Hungary, of course, is not alone in facing this problem. Germany’s labor shortage won’t easily be remedied with often unskilled migrants who don’t speak the language. But immigrants learn fast. With a well thought out plan, within a few years Germany might solve its labor shortfall. Great Britain, on the other hand, will be in trouble if Theresa May’s government succeeds in putting an end to or severely restricting immigration to the British Isles. For example, Brits show little interest in working in hotels and restaurants. In one chain, Pret a Manger, 65% of the employers are from countries outside the European Union. The hospitality industry would probably collapse without a steady flow of immigrants. Only recently Global Future, an employer-backed think tank, reported that the British economy needs an inward migration flow of 200,000 people a year “to avoid the catastrophic economic consequences” of Brexit. They warned that if the UK refuses to be flexible about labor inflow, the country could face decades of slow growth similar to that experienced by Japan. Just today The Guardian published an article that recounts the possible plight of Hall Hunter Partnership, a business that grows 10% of the UK’s strawberries, 19% of its raspberries, and 42% of its blueberries on thousands of acres. The company needs 3,000 pickers, who come from Bulgaria, Romania, and other East European countries. The opponents of EU membership talked about sovereignty and control, railed against the free movement of labor, but “what they didn’t mention is the way the British food supply chain has, over the past 30 years, become increasingly reliant on workers from elsewhere, both permanent residents and seasonal labor.” Around 20% of all employees in British agriculture come from abroad, mostly from Romania and Bulgaria, while 63% of the employees of members of the British Meat Processors Association come from outside the UK.

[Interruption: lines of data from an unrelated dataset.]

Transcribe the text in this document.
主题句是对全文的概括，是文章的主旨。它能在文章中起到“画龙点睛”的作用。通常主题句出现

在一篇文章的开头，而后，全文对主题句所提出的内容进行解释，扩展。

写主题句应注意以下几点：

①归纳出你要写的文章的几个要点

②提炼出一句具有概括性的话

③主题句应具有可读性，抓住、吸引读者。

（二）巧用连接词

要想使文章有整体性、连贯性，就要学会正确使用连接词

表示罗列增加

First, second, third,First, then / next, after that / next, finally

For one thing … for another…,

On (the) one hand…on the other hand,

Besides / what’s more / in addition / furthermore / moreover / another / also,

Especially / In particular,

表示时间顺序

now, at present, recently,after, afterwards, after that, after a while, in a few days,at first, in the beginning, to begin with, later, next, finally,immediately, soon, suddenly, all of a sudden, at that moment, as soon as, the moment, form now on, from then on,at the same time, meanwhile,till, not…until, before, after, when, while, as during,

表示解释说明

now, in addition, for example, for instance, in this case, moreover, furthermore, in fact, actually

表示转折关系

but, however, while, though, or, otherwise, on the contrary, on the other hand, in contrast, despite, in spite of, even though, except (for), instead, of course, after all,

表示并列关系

Indeed, the example of Japan might be a good illustration of what could happen to Great Britain if it closes its doors to immigrants vital to maintaining its economy. Japan’s birth rate has been dropping since the 1970s. “One percent shrinkage in population will slow Japan’s economic growth by about half a percentage point each year. So 0.5 percent of GDP is about 2.5 trillion yen ($2.95 billion) every year that’s potentially lost economic revenue,” according to an economic expert on Japan. He thinks that Japanese society will finally have to decide that they must embrace the idea of immigration. This is not going to be easy in insular, quasi-racist Japan.
The same holds true in Hungary, given Viktor Orbán’s insistence on “cultural purity.” It is impossible to maintain a robust economy with a shrinking workforce and an aging population. Something must be done.